American collegiate baseball tournament

The 1997 Mid-American Conference baseball tournament took place in May 1997. The top four regular season finishers met in the double-elimination tournament held at Trautwein Field on the campus of Ohio University in Athens, Ohio. This was the ninth Mid-American Conference postseason tournament to determine a champion. Top seeded won their first tournament championship to earn the conference's automatic bid to the 1997 NCAA Division I baseball tournament.

== Seeding and format ==
The top four finishers based on conference winning percentage only, participated in the tournament. The teams played double-elimination tournament. This was the final year of the four team format, as the field expanded to six teams in 1998.
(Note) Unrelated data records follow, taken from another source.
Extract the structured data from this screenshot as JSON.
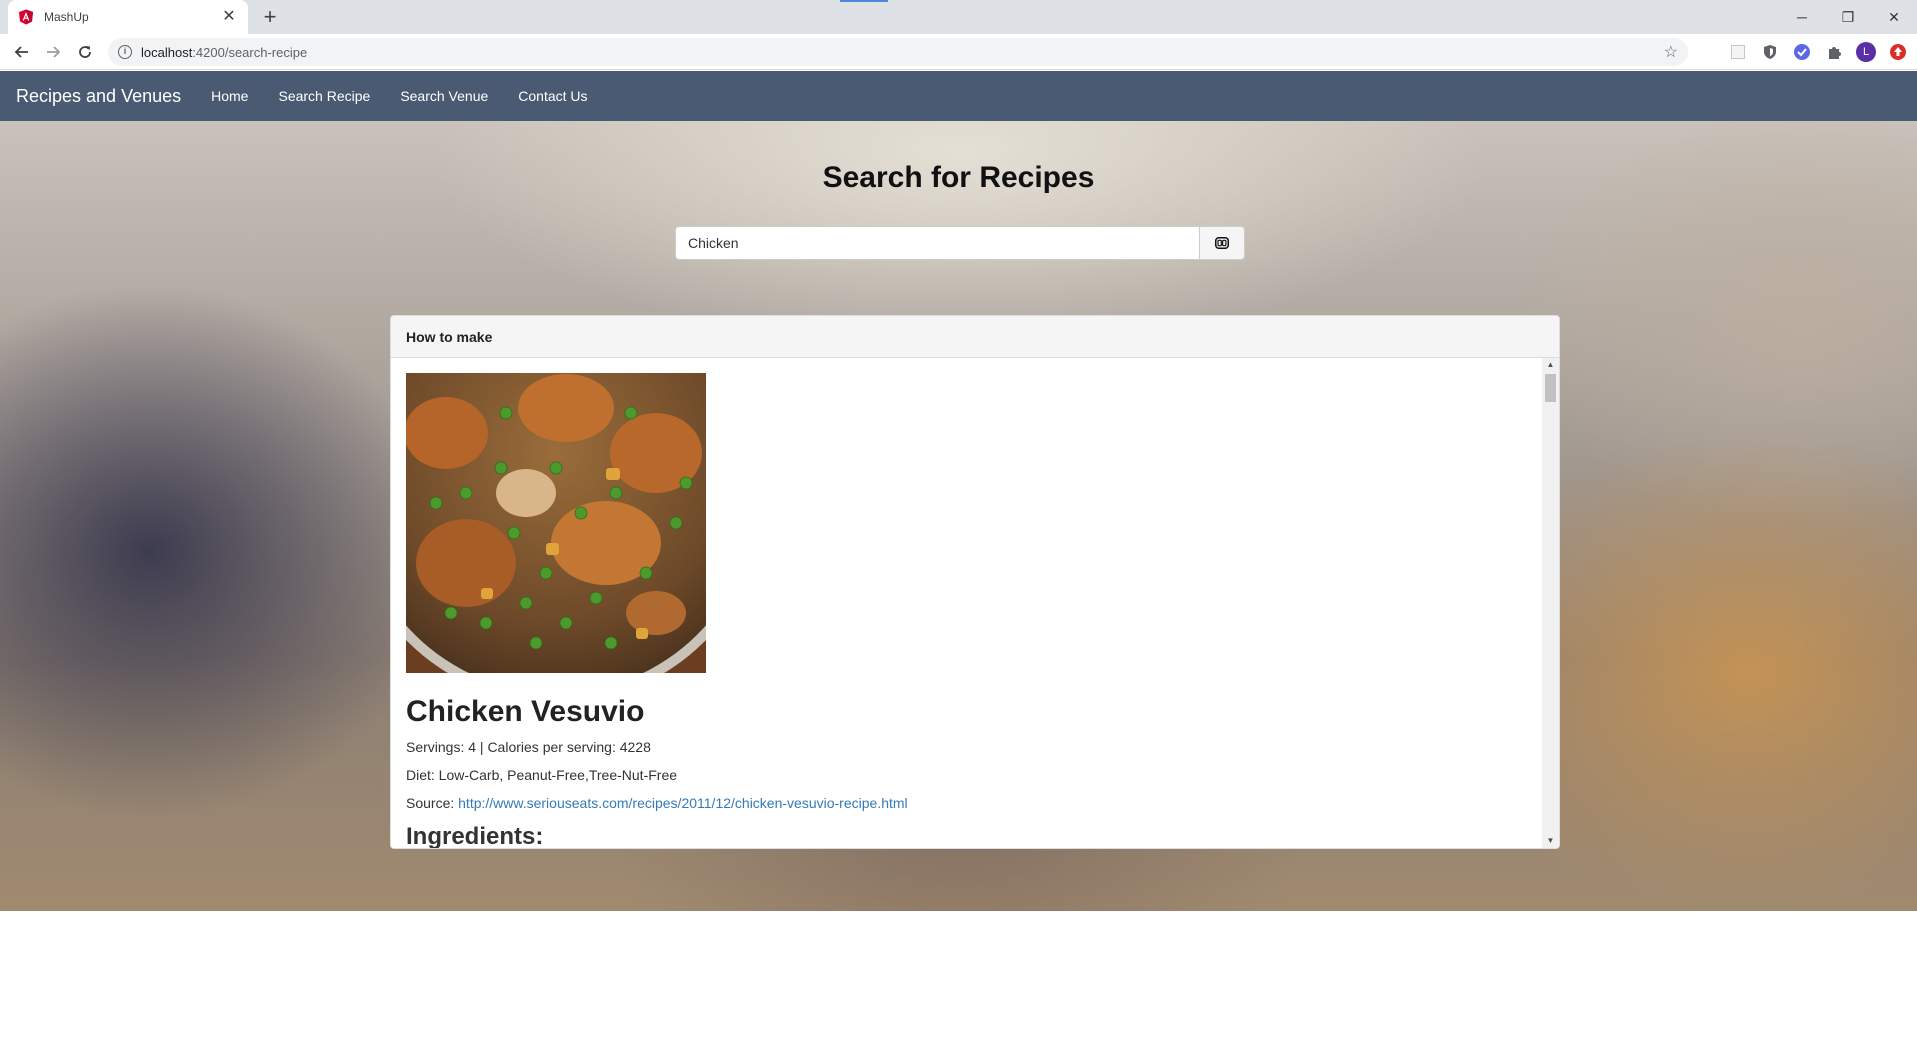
{
  "browser": {
    "tab_title": "MashUp",
    "close_glyph": "✕",
    "new_tab_glyph": "+",
    "url_host": "localhost",
    "url_path": ":4200/search-recipe",
    "window_controls": {
      "minimize": "─",
      "restore": "❐",
      "close": "✕"
    },
    "profile_initial": "L"
  },
  "navbar": {
    "brand": "Recipes and Venues",
    "links": [
      "Home",
      "Search Recipe",
      "Search Venue",
      "Contact Us"
    ],
    "background": "#4a5a73"
  },
  "search": {
    "heading": "Search for Recipes",
    "value": "Chicken",
    "button_icon": "go-icon"
  },
  "panel": {
    "heading": "How to make",
    "recipe": {
      "title": "Chicken Vesuvio",
      "servings_label": "Servings: 4 | Calories per serving: 4228",
      "diet_label": "Diet: Low-Carb, Peanut-Free,Tree-Nut-Free",
      "source_prefix": "Source: ",
      "source_url": "http://www.seriouseats.com/recipes/2011/12/chicken-vesuvio-recipe.html",
      "ingredients_heading": "Ingredients:"
    }
  },
  "colors": {
    "link": "#337ab7",
    "angular_red": "#dd0031"
  }
}
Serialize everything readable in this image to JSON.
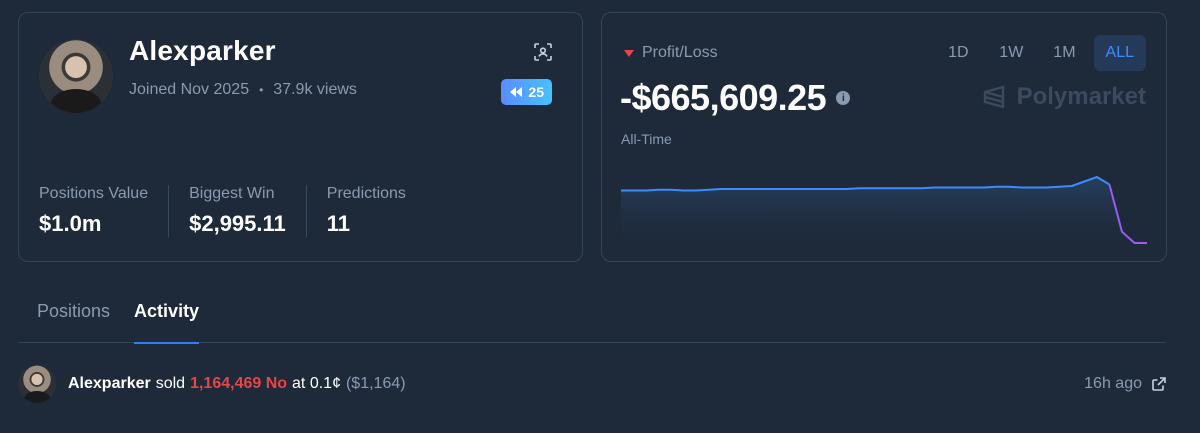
{
  "profile": {
    "username": "Alexparker",
    "joined": "Joined Nov 2025",
    "views": "37.9k views",
    "badge_count": "25",
    "stats": [
      {
        "label": "Positions Value",
        "value": "$1.0m"
      },
      {
        "label": "Biggest Win",
        "value": "$2,995.11"
      },
      {
        "label": "Predictions",
        "value": "11"
      }
    ]
  },
  "pnl": {
    "label": "Profit/Loss",
    "value": "-$665,609.25",
    "period_label": "All-Time",
    "ranges": [
      "1D",
      "1W",
      "1M",
      "ALL"
    ],
    "active_range": "ALL",
    "brand": "Polymarket"
  },
  "chart_data": {
    "type": "line",
    "title": "",
    "xlabel": "",
    "ylabel": "",
    "grid": false,
    "values": [
      0,
      0,
      0,
      1,
      1,
      0,
      0,
      1,
      2,
      2,
      2,
      2,
      2,
      2,
      2,
      2,
      2,
      2,
      2,
      3,
      3,
      3,
      3,
      3,
      3,
      4,
      4,
      4,
      4,
      4,
      5,
      5,
      4,
      4,
      4,
      5,
      6,
      12,
      18,
      8,
      -55,
      -70,
      -70
    ],
    "colors": {
      "line": "#3d8bff",
      "drop": "#9a5bf2"
    }
  },
  "tabs": [
    {
      "label": "Positions",
      "active": false
    },
    {
      "label": "Activity",
      "active": true
    }
  ],
  "activity": {
    "user": "Alexparker",
    "action": "sold",
    "quantity": "1,164,469 No",
    "price_text": "at 0.1¢",
    "usd": "($1,164)",
    "time": "16h ago"
  }
}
| Team | W | L | PCT | GB | Seed |
|---|---|---|---|---|---|
| Ohio | 22 | 9 | .710 | – | 1 |
| Ball State | 21 | 10 | .677 | 1 | 2 |
| Kent State | 18 | 13 | .581 | 4 | 3 |
| Miami | 17 | 13 | .567 | 4.5 | 4 |
| Eastern Michigan | 17 | 14 | .548 | 5 | – |
| Central Michigan | 14 | 14 | .500 | 6.5 | – |
| Akron | 14 | 16 | .467 | 7.5 | – |
| Bowling Green | 13 | 17 | .433 | 8.5 | – |
| Toledo | 9 | 20 | .310 | 12 | – |
| Western Michigan | 6 | 24 | .200 | 15.5 | – |

== All-Tournament Team ==
The following players were named to the All-Tournament Team.

| Name | School |
|---|---|
| Matt Guerrier | Kent State |
| Brady Gick | Ohio |
| Ed Farris | Ball State |
| Cary Zamilski | Kent State |
| Brian Dorrmann | Ball State |
| Damon Wilcox | Ohio |
| Jason Graham | Ohio |
| Andy Roseberry | Kent State |
| Jason Meier | Ball State |
| Bart Leahy | Ohio |

=== Most Valuable Player ===
Bart Leahy won the Tournament Most Valuable Player award. Leahy played for Ohio.